Making the Best out of Limited Visitation Situations

Because no two families are created equally, one would also presume that the results of a divorce would vary greatly among divorcing spouses. While it might be ideal for parents to obtain equal time with their children, child custody arrangements do not always result in such a manner. For some divorcing parents in Texas, limited visitation is the result of a child custody dispute. While this might seem like a loss or a defeat, divorcing parents should understand it is still an opportunity to build a bond with their child or children.

Although it is not ideal to have your time with your child cut short, some divorces result in a parenting plan that makes one parent the primary or sole custodian. This means that there is not equal access to the children by both parents, but it does not mean that both parents do not have access to their children. In a limited visitation arrangement, a parent might have access on certain days, weekends, or only a few days every other week.

While your time might be shortened with your children, this does not mean the quality of time with them is strained. It is still possible to remain actively involved in your child’s life even if you do not have them in your residence half of the time. If a parenting plan allows for it, non-custodial parents can still keep in touch with their children even when it is not their day with them. This could be through phone calls, texts, or emails.

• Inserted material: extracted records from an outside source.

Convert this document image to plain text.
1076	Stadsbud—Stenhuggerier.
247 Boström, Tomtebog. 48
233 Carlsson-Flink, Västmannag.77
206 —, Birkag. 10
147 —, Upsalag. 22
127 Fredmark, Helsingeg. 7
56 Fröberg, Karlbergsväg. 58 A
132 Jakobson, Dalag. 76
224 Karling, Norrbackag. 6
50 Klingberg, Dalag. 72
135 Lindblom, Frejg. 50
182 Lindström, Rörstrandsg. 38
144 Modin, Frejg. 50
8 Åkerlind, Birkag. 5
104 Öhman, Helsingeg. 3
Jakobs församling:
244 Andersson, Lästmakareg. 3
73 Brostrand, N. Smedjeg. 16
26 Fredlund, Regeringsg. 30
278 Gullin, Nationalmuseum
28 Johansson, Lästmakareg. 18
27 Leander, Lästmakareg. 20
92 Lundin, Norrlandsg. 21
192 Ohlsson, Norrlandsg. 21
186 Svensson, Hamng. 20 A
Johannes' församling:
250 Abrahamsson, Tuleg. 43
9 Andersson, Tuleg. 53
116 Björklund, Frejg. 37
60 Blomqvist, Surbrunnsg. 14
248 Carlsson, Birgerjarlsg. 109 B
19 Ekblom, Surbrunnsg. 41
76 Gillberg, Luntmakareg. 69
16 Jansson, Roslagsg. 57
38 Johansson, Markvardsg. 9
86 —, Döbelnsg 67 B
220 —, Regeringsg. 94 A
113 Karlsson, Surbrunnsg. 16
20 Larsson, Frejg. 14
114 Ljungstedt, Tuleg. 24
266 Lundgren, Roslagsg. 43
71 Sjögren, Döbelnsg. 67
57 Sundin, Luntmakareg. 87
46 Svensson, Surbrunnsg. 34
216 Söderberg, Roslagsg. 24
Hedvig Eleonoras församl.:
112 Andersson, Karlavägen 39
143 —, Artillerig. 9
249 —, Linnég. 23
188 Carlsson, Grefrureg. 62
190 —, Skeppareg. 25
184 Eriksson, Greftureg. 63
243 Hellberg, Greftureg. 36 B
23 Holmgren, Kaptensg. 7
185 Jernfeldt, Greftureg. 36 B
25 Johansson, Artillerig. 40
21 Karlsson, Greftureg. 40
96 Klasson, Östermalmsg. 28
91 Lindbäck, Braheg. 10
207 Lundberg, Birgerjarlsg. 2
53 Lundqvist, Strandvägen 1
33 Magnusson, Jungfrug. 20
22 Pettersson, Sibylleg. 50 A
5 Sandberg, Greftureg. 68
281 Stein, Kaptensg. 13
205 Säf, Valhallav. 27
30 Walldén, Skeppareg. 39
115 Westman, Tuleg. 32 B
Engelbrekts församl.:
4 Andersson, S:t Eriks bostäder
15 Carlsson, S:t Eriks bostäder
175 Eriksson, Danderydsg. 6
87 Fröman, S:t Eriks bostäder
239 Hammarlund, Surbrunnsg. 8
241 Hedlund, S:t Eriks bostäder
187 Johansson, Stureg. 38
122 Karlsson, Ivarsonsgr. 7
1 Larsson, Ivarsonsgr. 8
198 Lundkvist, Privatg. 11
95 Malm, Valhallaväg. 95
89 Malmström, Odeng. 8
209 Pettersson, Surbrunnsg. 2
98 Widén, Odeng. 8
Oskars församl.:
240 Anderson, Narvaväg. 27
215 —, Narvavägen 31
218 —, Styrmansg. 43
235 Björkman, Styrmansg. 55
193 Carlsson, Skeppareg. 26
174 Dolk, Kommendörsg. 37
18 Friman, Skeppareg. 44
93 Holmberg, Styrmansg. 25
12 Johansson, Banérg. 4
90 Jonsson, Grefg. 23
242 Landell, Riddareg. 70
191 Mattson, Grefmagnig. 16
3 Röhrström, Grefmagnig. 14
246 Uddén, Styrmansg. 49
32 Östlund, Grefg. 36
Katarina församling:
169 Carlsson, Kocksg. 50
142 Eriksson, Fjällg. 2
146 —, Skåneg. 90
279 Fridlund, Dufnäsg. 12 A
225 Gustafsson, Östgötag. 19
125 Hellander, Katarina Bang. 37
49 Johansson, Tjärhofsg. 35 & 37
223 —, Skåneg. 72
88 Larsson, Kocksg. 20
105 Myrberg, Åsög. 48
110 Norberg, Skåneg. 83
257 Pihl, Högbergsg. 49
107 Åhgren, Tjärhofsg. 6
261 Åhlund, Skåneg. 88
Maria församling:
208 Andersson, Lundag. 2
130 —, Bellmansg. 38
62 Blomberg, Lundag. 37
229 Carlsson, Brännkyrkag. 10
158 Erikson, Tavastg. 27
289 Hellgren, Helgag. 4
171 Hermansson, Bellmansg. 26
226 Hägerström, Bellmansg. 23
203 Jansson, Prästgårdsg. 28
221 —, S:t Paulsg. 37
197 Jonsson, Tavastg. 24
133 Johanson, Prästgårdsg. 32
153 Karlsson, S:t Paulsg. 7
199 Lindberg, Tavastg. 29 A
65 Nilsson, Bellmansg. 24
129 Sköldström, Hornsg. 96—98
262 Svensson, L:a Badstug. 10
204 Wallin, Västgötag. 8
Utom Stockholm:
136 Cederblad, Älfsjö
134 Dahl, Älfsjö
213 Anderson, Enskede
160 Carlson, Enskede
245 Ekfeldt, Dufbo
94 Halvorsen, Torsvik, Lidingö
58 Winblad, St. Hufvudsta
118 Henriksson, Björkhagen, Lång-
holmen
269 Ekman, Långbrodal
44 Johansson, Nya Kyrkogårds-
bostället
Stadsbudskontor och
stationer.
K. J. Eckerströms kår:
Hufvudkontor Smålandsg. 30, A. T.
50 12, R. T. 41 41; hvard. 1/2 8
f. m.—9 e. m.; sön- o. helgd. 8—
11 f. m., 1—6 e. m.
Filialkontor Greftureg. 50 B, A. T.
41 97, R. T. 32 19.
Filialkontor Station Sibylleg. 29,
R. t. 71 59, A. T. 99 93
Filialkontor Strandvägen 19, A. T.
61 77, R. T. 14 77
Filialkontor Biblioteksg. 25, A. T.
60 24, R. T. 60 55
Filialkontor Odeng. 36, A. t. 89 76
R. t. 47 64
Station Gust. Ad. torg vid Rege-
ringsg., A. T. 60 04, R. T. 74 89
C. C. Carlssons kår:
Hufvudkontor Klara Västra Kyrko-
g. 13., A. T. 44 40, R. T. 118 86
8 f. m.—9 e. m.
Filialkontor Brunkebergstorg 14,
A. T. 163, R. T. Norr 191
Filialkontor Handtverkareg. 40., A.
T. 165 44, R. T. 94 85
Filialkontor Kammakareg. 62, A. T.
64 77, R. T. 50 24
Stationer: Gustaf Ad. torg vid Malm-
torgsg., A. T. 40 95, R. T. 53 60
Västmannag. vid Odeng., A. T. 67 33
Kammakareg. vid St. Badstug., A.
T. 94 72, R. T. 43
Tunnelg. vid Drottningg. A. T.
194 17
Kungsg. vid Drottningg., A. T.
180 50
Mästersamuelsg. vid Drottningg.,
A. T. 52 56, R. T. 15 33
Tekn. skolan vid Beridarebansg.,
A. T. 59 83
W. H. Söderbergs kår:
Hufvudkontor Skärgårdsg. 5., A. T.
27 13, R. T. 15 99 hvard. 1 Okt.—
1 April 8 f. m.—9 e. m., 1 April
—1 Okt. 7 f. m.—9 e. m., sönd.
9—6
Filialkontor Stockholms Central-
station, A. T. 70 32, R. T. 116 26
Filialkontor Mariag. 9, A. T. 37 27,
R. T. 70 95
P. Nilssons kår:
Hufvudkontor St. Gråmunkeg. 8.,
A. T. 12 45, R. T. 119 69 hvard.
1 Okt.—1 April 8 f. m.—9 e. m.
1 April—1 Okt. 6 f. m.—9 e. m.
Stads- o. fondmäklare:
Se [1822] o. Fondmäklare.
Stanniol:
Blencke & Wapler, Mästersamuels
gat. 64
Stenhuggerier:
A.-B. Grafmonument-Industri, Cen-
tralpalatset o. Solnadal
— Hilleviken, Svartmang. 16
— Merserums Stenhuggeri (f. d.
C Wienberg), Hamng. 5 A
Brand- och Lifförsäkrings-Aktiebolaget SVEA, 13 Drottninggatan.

It is also important to ensure that when your child is with you that they feel at home. This is true regardless if they are spending just a night or two weeks at your home. To ensure you maintain a strong relationship with your child, developing a comfortable and conducive environment for them is essential. Additionally, even if your child expresses that they do not like the situation, it is not your place to discuss this sensitive topic with them or encourage them to resent the post-divorce situation.

While it might not be your first choice or an ideal situation, visitation can be a workable custody agreement. However, if you seek to alter this or seek to assert your rights to gain joint custody of your children, it is important to understand what steps are necessary to resolve this family law issue.